Some more thoughts after context:


*Even if we can't integrate $\int_M d\tau$, maybe we can integrate $\int_S \iota^{*}(d\tau)$ for $\iota: S \to M$ inclusion and the pullback $\iota^{*}: \Omega^*M \to \Omega^*S$ inclusion to say support $\iota^*(d\tau) \subseteq$ support $d\tau \cap S$ is compact, but I don't know how this gives us support $d\tau$ is compact.

 A: The confusion is probably caused by the authors, since they agree that 

p.51 ... We will often call both the cohomology class $[\eta_S]$ and a form representing it the Poincare dual of $S$. 

I suppose the same abuse is used for the compact Poincare dual. 
In your point 2:

Thus, what Bott and Tu mean by $\eta_S$ and $\eta_S'$ being the same as forms is that their equivalence classes modulo $B^{n-k}M$ are equal, but such equivalence class may be unequal to the equivalence class of $\eta_S'$ modulo $B^{n-k}_cM$.

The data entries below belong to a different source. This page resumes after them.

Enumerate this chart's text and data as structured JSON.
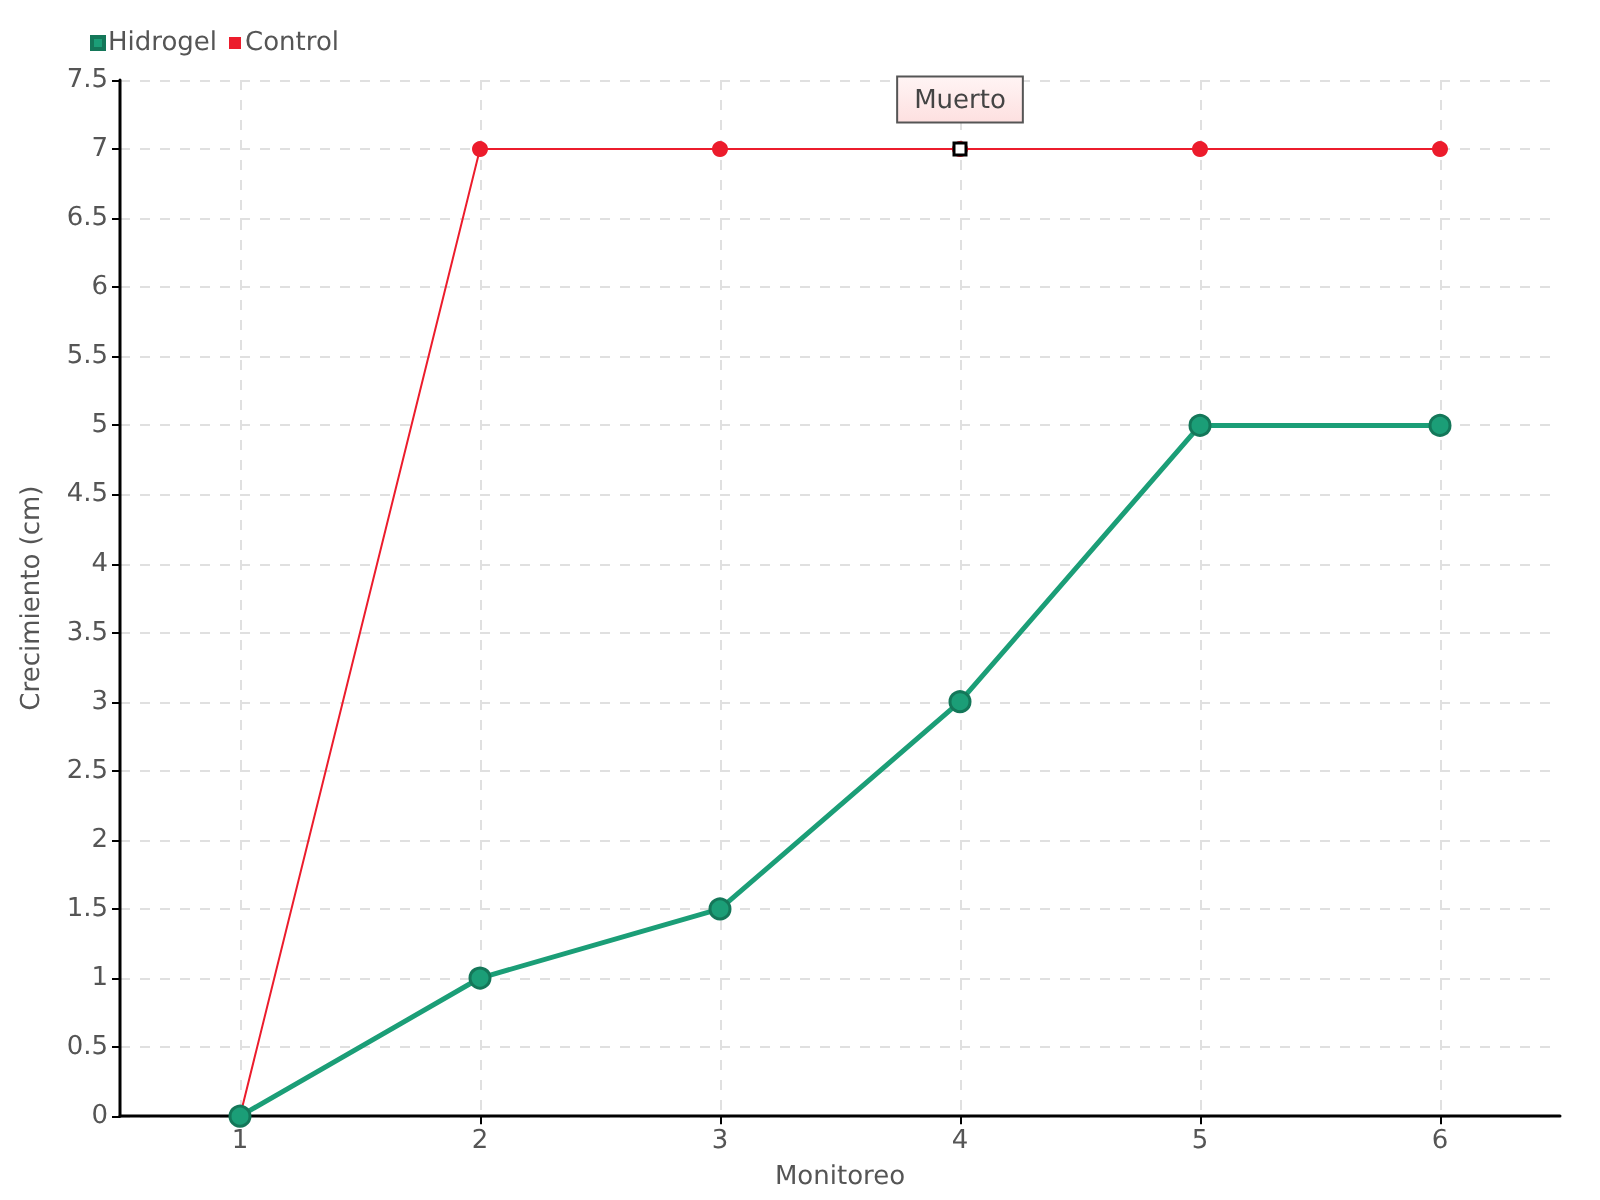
{
  "chart_data": {
    "type": "line",
    "xlabel": "Monitoreo",
    "ylabel": "Crecimiento (cm)",
    "x": [
      1,
      2,
      3,
      4,
      5,
      6
    ],
    "series": [
      {
        "name": "Hidrogel",
        "color": "#1b9e77",
        "values": [
          0,
          1,
          1.5,
          3,
          5,
          5
        ]
      },
      {
        "name": "Control",
        "color": "#ec1c2c",
        "values": [
          0,
          7,
          7,
          7,
          7,
          7
        ]
      }
    ],
    "xlim": [
      0.5,
      6.5
    ],
    "xticks": [
      1,
      2,
      3,
      4,
      5,
      6
    ],
    "ylim": [
      0,
      7.5
    ],
    "yticks": [
      0,
      0.5,
      1,
      1.5,
      2,
      2.5,
      3,
      3.5,
      4,
      4.5,
      5,
      5.5,
      6,
      6.5,
      7,
      7.5
    ],
    "annotations": [
      {
        "text": "Muerto",
        "x": 4,
        "y": 7
      }
    ],
    "grid": true,
    "legend": "top left",
    "marker": "circle",
    "line_style": "solid"
  }
}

Indeed sometimes they explicitly say that $\eta_S$ and $\eta_S'$ are equal as forms. In this situation, they think of $\eta_S$ and $\eta_S'$ both as differential forms on $M$. 
Indeed, $[\eta_S]$ and $[\eta_S']$ are elements in different spaces so it does not make sense to say that they are equal, apriori. But they did try to make sense of it, for example at p.51, they say 

So as a form $\eta_S'$ is also the closed Poincare dual of $S$. 

Then they try to make sense of the above sentence:

... ie, the natural map $H^{n-k}_c(M) \to H^{n-k} (M)$ sends the compact Poincare dual to the closed Poincare dual. 

The natural map (called $i_*$) is induced by the inclusion $i : \Omega^{n-k}_c (M) \to \Omega^{n-k}(M)$ of differential forms. So they argue that $i_* [\eta_S']\in H^{n-k}(M)$ is the closed Poincare dual of $S$. 
If the above is interpreted as forms (instead of cohomology class), then $\eta_S'$ as a compactly supported differential form in $M$, is also the closed Poincare dual of $M$. 
As a result, they claim that the closed Poincare dual of $S$ is also represented by a compactly supported differential form (which is $\eta_S'$). So by compactly supported Poincare dual, they mean that there is a compactly supported differential form inside the class. It does not mean that all elements in that class are of compact support. 
So if $\omega = \omega' + d\tau$ and $\omega'$ is of compact support, then $\omega$ might not have compact support.